화학공학소재연구정보센터
Chemical Engineering Communications, Vol.150, 5-21, 1996
Comparison of Eulerian to Lagrangian expected spatial moments for transport in a heterogeneous porous medium with deterministic linear nonequilibrium sorption
When a natural porous formation is viewed from an Eulerian perspective, incomplete characterization of the hydraulic conductivity leads to nonlocality in the constitutive theory, irrespective of whether the medium has evolving heterogeneity with velocity fluctuations over all scales. Within this framework two nonlocal constitutive models are developed for natural systems, one for conservative tracers and the other for reactive chemicals undergoing linear nonequilibrium sorption with deterministic rate constants.

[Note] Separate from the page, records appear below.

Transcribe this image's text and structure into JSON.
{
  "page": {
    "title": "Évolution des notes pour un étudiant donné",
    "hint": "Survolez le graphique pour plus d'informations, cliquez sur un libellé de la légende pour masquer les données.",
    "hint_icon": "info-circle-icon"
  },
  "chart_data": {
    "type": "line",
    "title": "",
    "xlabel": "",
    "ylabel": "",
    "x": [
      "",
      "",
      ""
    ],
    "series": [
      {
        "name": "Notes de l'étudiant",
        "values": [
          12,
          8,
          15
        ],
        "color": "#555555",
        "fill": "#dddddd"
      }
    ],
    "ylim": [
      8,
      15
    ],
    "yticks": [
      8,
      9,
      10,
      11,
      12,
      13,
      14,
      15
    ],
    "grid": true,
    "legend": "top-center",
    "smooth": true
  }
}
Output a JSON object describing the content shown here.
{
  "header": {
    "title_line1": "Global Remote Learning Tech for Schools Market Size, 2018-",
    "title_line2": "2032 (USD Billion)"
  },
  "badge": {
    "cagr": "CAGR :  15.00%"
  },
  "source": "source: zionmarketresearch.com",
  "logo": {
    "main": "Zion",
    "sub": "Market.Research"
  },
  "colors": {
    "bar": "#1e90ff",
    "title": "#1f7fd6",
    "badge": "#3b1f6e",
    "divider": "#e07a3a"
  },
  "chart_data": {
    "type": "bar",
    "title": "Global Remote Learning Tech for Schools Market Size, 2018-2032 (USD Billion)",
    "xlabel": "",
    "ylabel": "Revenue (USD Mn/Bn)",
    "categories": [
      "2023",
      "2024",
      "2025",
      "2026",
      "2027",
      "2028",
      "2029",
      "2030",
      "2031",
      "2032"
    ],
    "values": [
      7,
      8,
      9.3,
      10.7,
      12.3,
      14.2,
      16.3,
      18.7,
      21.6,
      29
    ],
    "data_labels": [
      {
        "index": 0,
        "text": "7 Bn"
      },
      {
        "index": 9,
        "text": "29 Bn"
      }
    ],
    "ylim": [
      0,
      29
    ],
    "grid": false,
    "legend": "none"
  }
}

Exact solutions for the mean concentrations are obtained and used to determine the mean values of the spatial moments up to the third. A Lagrangian model (Dagan and Cvetkovic, 1993) for a similar problem is reviewed and comparisons are made between the expected Lagrangian and Eulerian moments. If the local-scale dispersive process is neglected in the Eulerian analysis, then the Lagrangian moments obtain. However, if the local-scale dispersive process is included in the Eulerian model, then the second transverse moment disagrees with that obtained through the Lagrangian analysis. It is shown that this disagreement is especially acute in the asymptotic limits.